Família Masai: três adultos e duas crianças. Moses Wanyuk. 
Foto: Todd Schaffer

[A África nunca esteve isolada] [...] Através de toda a sua história, e apesar das muitas dificuldades de comunicação, os africanos mantiveram contatos com os seus vizinhos da Europa e da Ásia.

Há quatro mil anos, a região do Saara, então fértil e habitada por agricultores e pastores, tornou-se, pouco a pouco, desértica, dividindo  a África em  duas partes: a África do Norte, povoada por berberes e, mais tarde também por árabes, e a África Sul-saariana, vulgarmente chamada de África Negra.

[...]

A África do Norte foi sempre mais conhecida dos europeus. Eles não só estabeleciam contatos com as sociedades dessa região, como delas recebiam importantíssimas influências, como foi o caso do Império egípcio, de Cartago e do reino do Marrocos. Foi desse reino que partiram expedições de africanos árabo-berberes, que invadiram e colonizaram, por mais de cinco séculos, parte da Europa, especialmente a península Ibérica.


Núbios levam tributos ao faraó. Pintura mural em tumba egípcia.

Até o século XV, época da expansão europeia, muitas sociedades da África Negra comerciavam com a Europa, através de mercadores árabo-berberes. Atravessando o Saara com suas caravanas, eles levaram para a Europa medieval o ouro africano, trazendo de volta produtos de luxo, sal e cobre das minas norte-africanas. É por isso que essa região – a África Negra – passou a ser conhecida dos europeus, por volta do século X, como “a terra do ouro”.
   
[As sociedades africanas]  [...] Havia sociedades cuja organização muito se assemelhava às sociedades indígenas da América. Havia outras já organizadas em reinos e impérios, portanto com um Estado já estruturado. Elas eram dirigidas por reis ou imperadores, que tinham a seu serviço uma vasta corte de ministros, sacerdotes, soldados e funcionários que cuidavam da administração e cobrança de impostos.

[...]

Na África negra [...] havia sociedades organizadas sob a forma de comunidades primitivas e de comunidades aldeãs. As primeiras se constituíam em pequenos bandos, ligados por estreitos laços familiares e dedicados à coleta, caça e pesca. Desde há muito tempo, foram praticamente extintas na África.

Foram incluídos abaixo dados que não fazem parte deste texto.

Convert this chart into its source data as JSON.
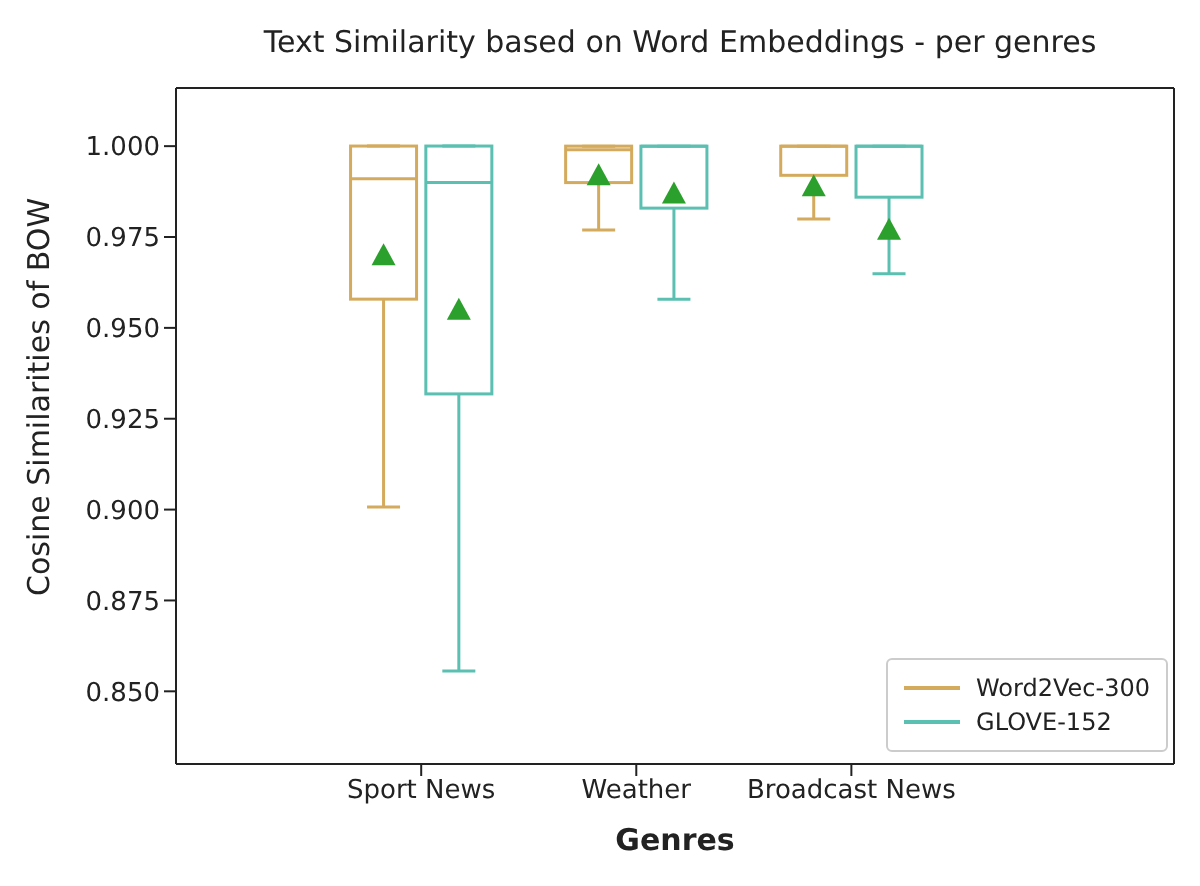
{
  "chart_data": {
    "type": "box",
    "title": "Text Similarity based on Word Embeddings - per genres",
    "xlabel": "Genres",
    "ylabel": "Cosine Similarities of BOW",
    "categories": [
      "Sport News",
      "Weather",
      "Broadcast News"
    ],
    "series": [
      {
        "name": "Word2Vec-300",
        "color": "#d4aa5c",
        "boxes": [
          {
            "low": 0.901,
            "q1": 0.958,
            "median": 0.991,
            "q3": 1.0,
            "high": 1.0,
            "mean": 0.97
          },
          {
            "low": 0.977,
            "q1": 0.99,
            "median": 0.999,
            "q3": 1.0,
            "high": 1.0,
            "mean": 0.992
          },
          {
            "low": 0.98,
            "q1": 0.992,
            "median": 1.0,
            "q3": 1.0,
            "high": 1.0,
            "mean": 0.989
          }
        ]
      },
      {
        "name": "GLOVE-152",
        "color": "#5bbfb1",
        "boxes": [
          {
            "low": 0.856,
            "q1": 0.932,
            "median": 0.99,
            "q3": 1.0,
            "high": 1.0,
            "mean": 0.955
          },
          {
            "low": 0.958,
            "q1": 0.983,
            "median": 1.0,
            "q3": 1.0,
            "high": 1.0,
            "mean": 0.987
          },
          {
            "low": 0.965,
            "q1": 0.986,
            "median": 1.0,
            "q3": 1.0,
            "high": 1.0,
            "mean": 0.977
          }
        ]
      }
    ],
    "ylim": [
      0.83,
      1.016
    ],
    "yticks": [
      {
        "value": 0.85,
        "label": "0.850"
      },
      {
        "value": 0.875,
        "label": "0.875"
      },
      {
        "value": 0.9,
        "label": "0.900"
      },
      {
        "value": 0.925,
        "label": "0.925"
      },
      {
        "value": 0.95,
        "label": "0.950"
      },
      {
        "value": 0.975,
        "label": "0.975"
      },
      {
        "value": 1.0,
        "label": "1.000"
      }
    ],
    "legend": "bottom right",
    "grid": false
  }
}
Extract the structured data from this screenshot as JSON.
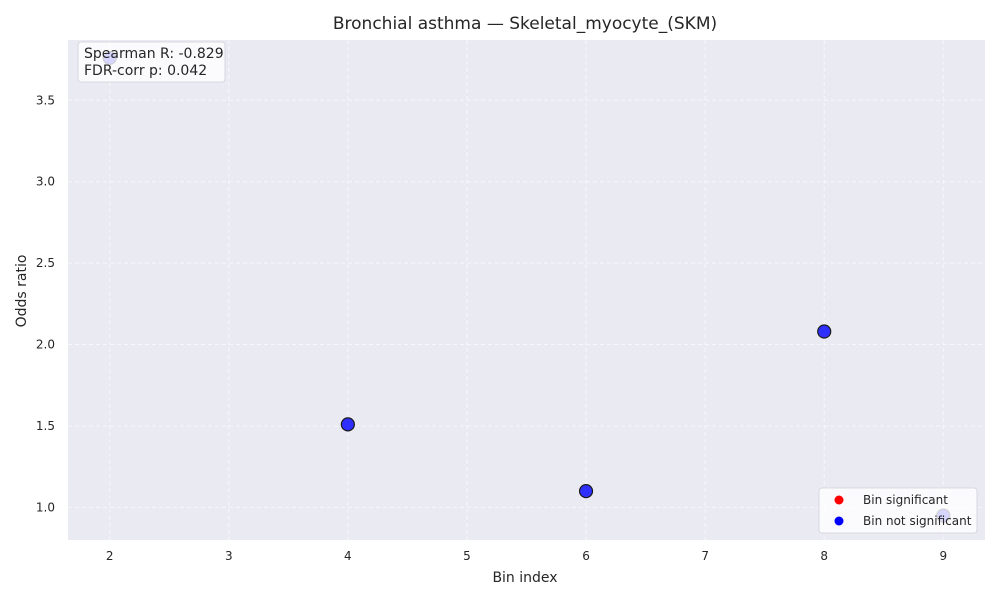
{
  "chart_data": {
    "type": "scatter",
    "title": "Bronchial asthma — Skeletal_myocyte_(SKM)",
    "xlabel": "Bin index",
    "ylabel": "Odds ratio",
    "xlim": [
      1.65,
      9.35
    ],
    "ylim": [
      0.8,
      3.87
    ],
    "xticks": [
      2,
      3,
      4,
      5,
      6,
      7,
      8,
      9
    ],
    "yticks": [
      1.0,
      1.5,
      2.0,
      2.5,
      3.0,
      3.5
    ],
    "grid": true,
    "background_color": "#eaeaf2",
    "points": [
      {
        "x": 2,
        "y": 3.76,
        "significant": false
      },
      {
        "x": 4,
        "y": 1.51,
        "significant": false
      },
      {
        "x": 6,
        "y": 1.1,
        "significant": false
      },
      {
        "x": 8,
        "y": 2.08,
        "significant": false
      },
      {
        "x": 9,
        "y": 0.95,
        "significant": false
      }
    ],
    "annotation": {
      "lines": [
        "Spearman R: -0.829",
        "FDR-corr p: 0.042"
      ],
      "placement": "top-left"
    },
    "legend": {
      "placement": "bottom-right",
      "entries": [
        {
          "label": "Bin significant",
          "color": "#ff0000"
        },
        {
          "label": "Bin not significant",
          "color": "#0000ff"
        }
      ]
    },
    "colors": {
      "not_significant": "#0000ff",
      "significant": "#ff0000",
      "point_edge": "#1a1a1a"
    }
  }
}
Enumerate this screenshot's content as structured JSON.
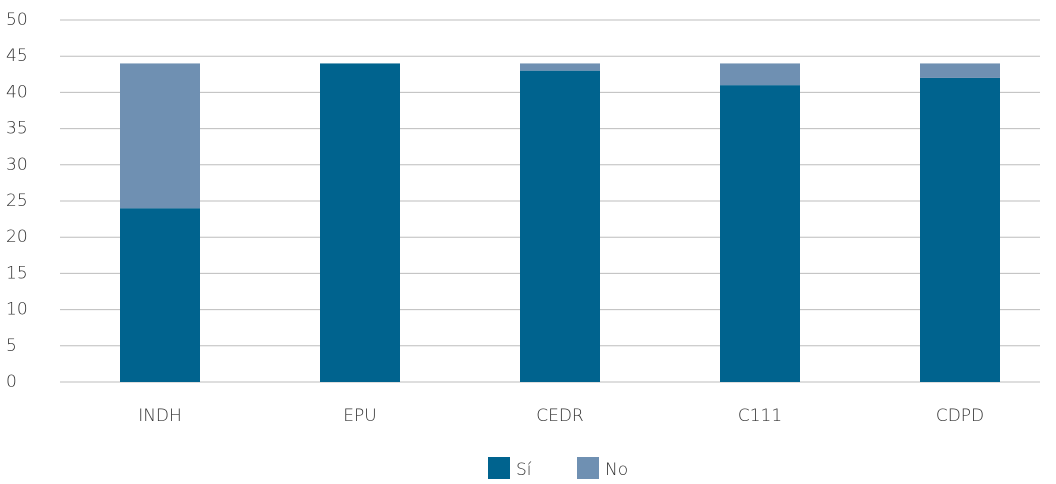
{
  "chart_data": {
    "type": "stacked_bar",
    "categories": [
      "INDH",
      "EPU",
      "CEDR",
      "C111",
      "CDPD"
    ],
    "series": [
      {
        "name": "Sí",
        "color": "#00638e",
        "values": [
          24,
          44,
          43,
          41,
          42
        ]
      },
      {
        "name": "No",
        "color": "#6f90b2",
        "values": [
          20,
          0,
          1,
          3,
          2
        ]
      }
    ],
    "ylim": [
      0,
      50
    ],
    "yticks": [
      0,
      5,
      10,
      15,
      20,
      25,
      30,
      35,
      40,
      45,
      50
    ],
    "grid": true,
    "legend": "bottom"
  }
}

As comunidades aldeãs dedicavam-se à agricultura e criação de gado. A terra era um bem de uso comum. Essas comunidades eram formadas por gente da mesma etnia, com língua, religião e costumes semelhantes, que se organizavam em famílias patriarcais, que incluíam um número vasto de parentes e agregados. O chefe das comunidades era membro de uma das famílias mais antigas na região, sendo responsável pela distribuição rotativa das terras entre toda a tribo. Seu poder era controlado por um conselho de anciãos.


Atividades cotidianas em uma aldeia na Nigéria: pilar o grão, forjar o ferro, tingir tecidos. William Allen

Nessas comunidades, a hierarquia social era, pois, marcada pela idade e antiguidade no local, e não pela posse de bens. Isto porque, os bens produzidos, por serem escassos e facilmente perecíveis, eram divididos de forma relativamente igualitária.

O que ocorreu com essas comunidades?

Muitas delas sofreram transformações, passando a se organizar em torno de um Estado centralizado. Para que isso ocorresse, foi necessário um maior desenvolvimento da agricultura, que passou a produzir além do necessário à manutenção dos membros da comunidade. Além disso, os cereais e leguminosas agora cultivados, eram mais facilmente armazenáveis e transportáveis.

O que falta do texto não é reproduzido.